António Nobre, in 'Só'
Obra que consagrou o seu autor, António Nobre, como um marco da literatura portuguesa na transição da poesia parnasiana, decadentista e neo-romântica para a poesia moderna. Este livro de poesia melancólica, em que o autor exprime o seu sofrimento e a sua dor, e no qual se destacam o fatalismo, o egotismo, o pessimismo, a exploração do macabro e as saudades da infância e da pátria, foi editado em Paris por Léon Vanier (o editor de simbolistas como Verlaine, Rimbaud, Mallarmé), em 1892, aquando da conclusão dos estudos universitários do autor, na Sorbonne. Acolhendo reacções opostas em Portugal, seria objecto de uma segunda edição, corrigida pelo autor, em 1898.
O volume gerou, desde o momento da sua publicação, pelo seu tom confessional, uma precipitada identificação entre autor e sujeito poético, numa correlação adensada pela omnipresença de um eu que reitera a sua perdição, a sua imagem de poeta amaldiçoado, a sua visceral melancolia.
Ungida, aquando desta reedição, como modelo de uma estética romântica reinventada no fim-de-século, tornar-se-ia, como o póstumo Primeiros Versos, um "breviário de almas desfalecidas, da legião melancólica e neurasténica dos que perderam a fé" (cf. BRANDÃO, Júlio - prefácio a Primeiros Versos, 2.ª ed., Porto, 1937).
Com efeito, Só dava voz a um pessimismo de fim-de-século que, adensado, no caso português, por um vencidismo adensado por uma humilhação histórica, eivava uma atmosfera decadentista vagamente melancólica de um Portugal perdido, saudosamente entrevisto nas páginas de Garrett ("Garrett da minha paixão") ou num Portugal da infância, duplamente amado na distância do exílio e do tempo.

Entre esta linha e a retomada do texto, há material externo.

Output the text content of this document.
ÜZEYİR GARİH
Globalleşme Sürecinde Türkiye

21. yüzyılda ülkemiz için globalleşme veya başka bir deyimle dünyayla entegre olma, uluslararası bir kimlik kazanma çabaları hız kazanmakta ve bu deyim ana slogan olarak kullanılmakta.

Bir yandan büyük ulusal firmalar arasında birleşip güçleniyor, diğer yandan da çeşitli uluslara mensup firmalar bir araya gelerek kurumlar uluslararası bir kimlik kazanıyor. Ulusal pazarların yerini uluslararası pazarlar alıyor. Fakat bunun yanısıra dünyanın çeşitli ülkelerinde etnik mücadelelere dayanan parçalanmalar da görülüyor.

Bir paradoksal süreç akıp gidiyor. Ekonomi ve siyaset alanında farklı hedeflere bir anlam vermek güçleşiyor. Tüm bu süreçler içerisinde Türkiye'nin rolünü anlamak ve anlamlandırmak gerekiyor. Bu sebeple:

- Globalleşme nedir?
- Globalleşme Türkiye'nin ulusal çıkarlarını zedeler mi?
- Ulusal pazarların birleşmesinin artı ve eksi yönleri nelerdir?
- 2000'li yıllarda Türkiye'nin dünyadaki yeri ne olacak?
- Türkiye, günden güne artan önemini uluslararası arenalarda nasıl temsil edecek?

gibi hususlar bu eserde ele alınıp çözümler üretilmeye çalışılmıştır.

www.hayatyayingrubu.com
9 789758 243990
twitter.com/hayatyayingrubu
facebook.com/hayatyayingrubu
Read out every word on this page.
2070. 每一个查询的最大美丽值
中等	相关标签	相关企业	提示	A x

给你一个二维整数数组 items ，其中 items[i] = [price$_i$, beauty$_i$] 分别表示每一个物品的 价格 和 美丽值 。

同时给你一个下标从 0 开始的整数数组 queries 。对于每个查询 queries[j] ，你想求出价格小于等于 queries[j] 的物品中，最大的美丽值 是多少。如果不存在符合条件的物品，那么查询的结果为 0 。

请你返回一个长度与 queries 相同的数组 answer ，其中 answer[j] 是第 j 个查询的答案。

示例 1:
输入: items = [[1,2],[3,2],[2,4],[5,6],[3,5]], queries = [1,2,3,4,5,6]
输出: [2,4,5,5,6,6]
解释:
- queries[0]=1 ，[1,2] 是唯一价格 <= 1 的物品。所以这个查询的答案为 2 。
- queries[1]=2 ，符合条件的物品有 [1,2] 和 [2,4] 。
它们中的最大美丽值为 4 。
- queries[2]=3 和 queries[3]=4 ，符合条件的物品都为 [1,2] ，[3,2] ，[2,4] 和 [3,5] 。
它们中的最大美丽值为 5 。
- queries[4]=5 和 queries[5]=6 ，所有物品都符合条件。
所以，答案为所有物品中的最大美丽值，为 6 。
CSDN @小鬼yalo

Ao lado desta aparência de lirismo ingénuo, passava a profunda inovação poética de Só que, conciliando singularmente rigor métrico e coloquialismo, pulverizando um sujeito poético que narcisicamente se ficciona nas imagens fragmentárias da memória, faria dele um precursor do modernismo, com visíveis nexos de continuidade, por exemplo, em Mário de Sá-Carneiro.
Legenda:
Foto da Velhinha: do blog Lusibero (clicar)
Outras imagens: Google
{O Poema não obedece ao Acordo Ortográfico}
4 comentários:
Boa lembrança esta sua! O "Só" de António Nobre e os idosos que tenho vindo a aprender a repensar mais e mais.
Boa noite.
Estou lhe seguindo e voltarei depois, para ler com mais calma.
Um abraço.
Maria Auxiliadora (Amapola)
César, perdoa esta achega, pois tinha-me perdido no recordar do poema"VELHINHA".

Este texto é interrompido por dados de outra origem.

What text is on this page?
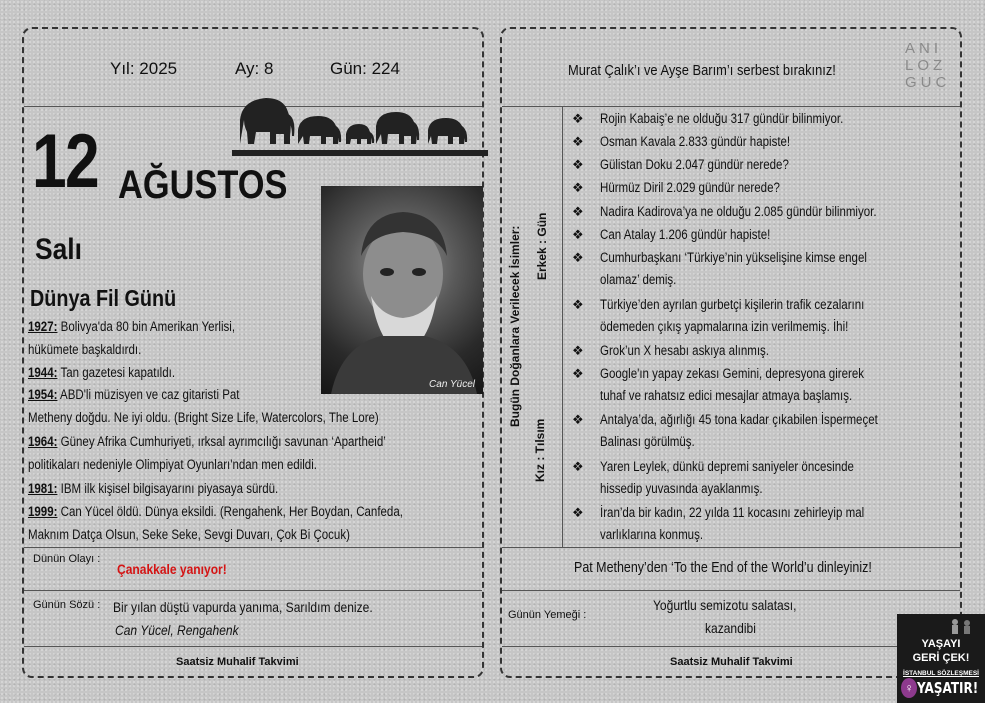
Yıl: 2025	Ay: 8	Gün: 224
12 AĞUSTOS
Salı
Dünya Fil Günü
Can Yücel
1927: Bolivya'da 80 bin Amerikan Yerlisi,
hükümete başkaldırdı.
1944: Tan gazetesi kapatıldı.
1954: ABD'li müzisyen ve caz gitaristi Pat
Metheny doğdu. Ne iyi oldu. (Bright Size Life, Watercolors, The Lore)
1964: Güney Afrika Cumhuriyeti, ırksal ayrımcılığı savunan ‘Apartheid’
politikaları nedeniyle Olimpiyat Oyunları'ndan men edildi.
1981: IBM ilk kişisel bilgisayarını piyasaya sürdü.
1999: Can Yücel öldü. Dünya eksildi. (Rengahenk, Her Boydan, Canfeda,
Maknım Datça Olsun, Seke Seke, Sevgi Duvarı, Çok Bi Çocuk)
Dünün Olayı :
Çanakkale yanıyor!
Günün Sözü : Bir yılan düştü vapurda yanıma, Sarıldım denize.
Can Yücel, Rengahenk
Saatsiz Muhalif Takvimi
Murat Çalık’ı ve Ayşe Barım’ı serbest bırakınız!
ANI
LOZ
GUC
Bugün Doğanlara Verilecek İsimler: Erkek : Gün
Kız : Tılsım
❖ Rojin Kabaiş’e ne olduğu 317 gündür bilinmiyor.
❖ Osman Kavala 2.833 gündür hapiste!
❖ Gülistan Doku 2.047 gündür nerede?
❖ Hürmüz Diril 2.029 gündür nerede?
❖ Nadira Kadirova’ya ne olduğu 2.085 gündür bilinmiyor.
❖ Can Atalay 1.206 gündür hapiste!
❖ Cumhurbaşkanı ‘Türkiye’nin yükselişine kimse engel
olamaz’ demiş.
❖ Türkiye’den ayrılan gurbetçi kişilerin trafik cezalarını
ödemeden çıkış yapmalarına izin verilmemiş. İhi!
❖ Grok’un X hesabı askıya alınmış.
❖ Google'ın yapay zekası Gemini, depresyona girerek
tuhaf ve rahatsız edici mesajlar atmaya başlamış.
❖ Antalya’da, ağırlığı 45 tona kadar çıkabilen İspermeçet
Balinası görülmüş.
❖ Yaren Leylek, dünkü depremi saniyeler öncesinde
hissedip yuvasında ayaklanmış.
❖ İran’da bir kadın, 22 yılda 11 kocasını zehirleyip mal
varlıklarına konmuş.
Pat Metheny’den ‘To the End of the World’u dinleyiniz!
Günün Yemeği :
Yoğurtlu semizotu salatası,
kazandibi
Saatsiz Muhalif Takvimi
YAŞAYI
GERİ ÇEK!
İSTANBUL SÖZLEŞMESİ
♀ YAŞATIR!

Se leres o soneto"Não repararam nunca?Pela aldeia,/(...)o poeta exprime a grande verdade do SIMBOLISMO, que vai encontrar eco em CAMILO PESSANHA.Ao lermos o soneto, chegam aos nossos ouvidos as vozes dos maiores escritores do tempo: EÇA, RAMALHO, ANTERO, OLIVEIRA MARTINS, MALLARMÉ, MORÉAS, GUERRA JUNQUEIRO, VERLAINE , EUGÉNIO DE CASTRO,
RIMBAUD e tantos outros que nem os recordo...Mas bem se importava ele com o que os outros apregoavam!
Sem querer, absorvia as influências, mas o seu egotismo, o seu temperamento curvado sobre os fantasmas interiores, o seu fecho ao mundo exterior...não facultavam a sua expansividade.
Perdoa, César, escreves muito bem, é claro!mas dei essa matéria ainda tanto tempo que me faltava dizer-te isto...que não tem importância nenhuma, aliás...
Beijo
Mª ELISA
Perdoa, César, escreves muito bem, é claro!